Sidra helps quickly set up data migration processes, from on-premises or Cloud to Data Lake. In my previous post I’ve enumerated the most important components and vocabulary elements. It’s time for an overview of how data is “lifted” to Data Lake.
I am focusing now on tabular data since ingestion of binary or non-structured documents may follow a different and more complex path.
When setting up a Data Intake Process, two main pipelines are being created, with a third simply invoking the first two ones. These materialize as Azure Data Factory pipelines, which are also invoking Databricks notebooks.
- Metadata Extraction: Essentially creates the target Databricks tables corresponding to the source ones, that are being “lifted” to Data Lake.
- Data Ingestion: Essentially copies records from the source tables to their corresponding targets, Databricks tables.
Metadata Extraction
The Metadata Extraction pipeline is reading the table structure metadata from the source system, for all the tables or views in scope for the Data Intake Process. This information is recorded into Sidra’s metadata: the source DB becomes a Provider, source tables become Entities, and table columns become Entity Attributes. Eventually, the Metadata Extraction pipeline is invoking Databricks notebooks which create or update target tables, based on the structures recorded in Sidra’s metadata DB.
This Metadata Extraction process is what makes Sidra such a fast solution for data migration into Data Lake.
It’s worth noting that column additions in the source tables are picked automatically by Sidra and applied in the target Databricks tables, a feature called Schema Evolution.
Data Ingestion
Here too we have a two main stages process:
- Read table data from the source as a Parquet file; then…
- Execute a Databricks notebook that saves the records, from the Parquet files into the target Data Lake table.
In the Data Intake Process, the Data Ingestion may happen periodically, such as “each day”, to keep the Databricks tables in sync with the source data.
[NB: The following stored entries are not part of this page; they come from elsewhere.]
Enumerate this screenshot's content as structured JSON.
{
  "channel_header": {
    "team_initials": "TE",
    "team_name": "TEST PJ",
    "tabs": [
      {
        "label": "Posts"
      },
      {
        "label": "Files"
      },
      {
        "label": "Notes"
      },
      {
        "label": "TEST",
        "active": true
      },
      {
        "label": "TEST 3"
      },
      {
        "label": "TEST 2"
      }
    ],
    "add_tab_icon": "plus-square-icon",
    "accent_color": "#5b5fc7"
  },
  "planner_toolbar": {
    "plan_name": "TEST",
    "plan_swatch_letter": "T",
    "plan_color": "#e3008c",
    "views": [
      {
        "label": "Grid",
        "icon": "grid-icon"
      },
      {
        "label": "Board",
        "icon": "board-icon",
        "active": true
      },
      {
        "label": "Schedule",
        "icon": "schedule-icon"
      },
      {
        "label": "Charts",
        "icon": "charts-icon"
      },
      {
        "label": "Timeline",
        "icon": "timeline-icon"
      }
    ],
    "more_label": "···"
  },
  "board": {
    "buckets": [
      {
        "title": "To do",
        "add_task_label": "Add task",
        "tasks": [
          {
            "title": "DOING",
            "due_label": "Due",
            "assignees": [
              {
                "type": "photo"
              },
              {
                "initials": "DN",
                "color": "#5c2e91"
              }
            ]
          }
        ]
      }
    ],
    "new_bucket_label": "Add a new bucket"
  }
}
When executing Data Ingestion for a source table, here’s what could happen in the 2 stages:
1. When reading data from the source table into a Parquet file, Sidra could
- Read the entire table, each time; the Parquet file will reflect the entire table each time; or
- Read the source table in deltas for an Incremental Load. There would be a first full-table load resulting in a large Parquet file, followed by smaller Parquet files that only contain the record changes.
2. When saving the Parquet records in target Databricks table, depending on the Consolidation Mode:
- Sidra may store everything as Snapshots, which would provide a history of the table records and how these evolved; or
- Records in each Parquet file will be merged with the ones in the target Databricks table.
The Incremental Load of the first stage may be automatic. With Microsoft’s SQL Server, for example, Sidra can determine if the source table has Change Tracking enabled; for such tables, the Incremental Load optimizes the ingestion time and resource consumption. The Incremental Load may also be manually configured, for other mechanisms that would help tracking record changes from one ingestion to the next.
The Consolidation Mode for a table Entity is, by default, Snapshot – meaning that the target Databricks table can show the current state of the source table but also its history too. With a Consolidation Mode of Merge, the table storage is optimized, but table history would be lost, and the final stage of the ingestion may take slightly longer. The Merge consolidation mode also requires a Primary Key, of course, in the source table.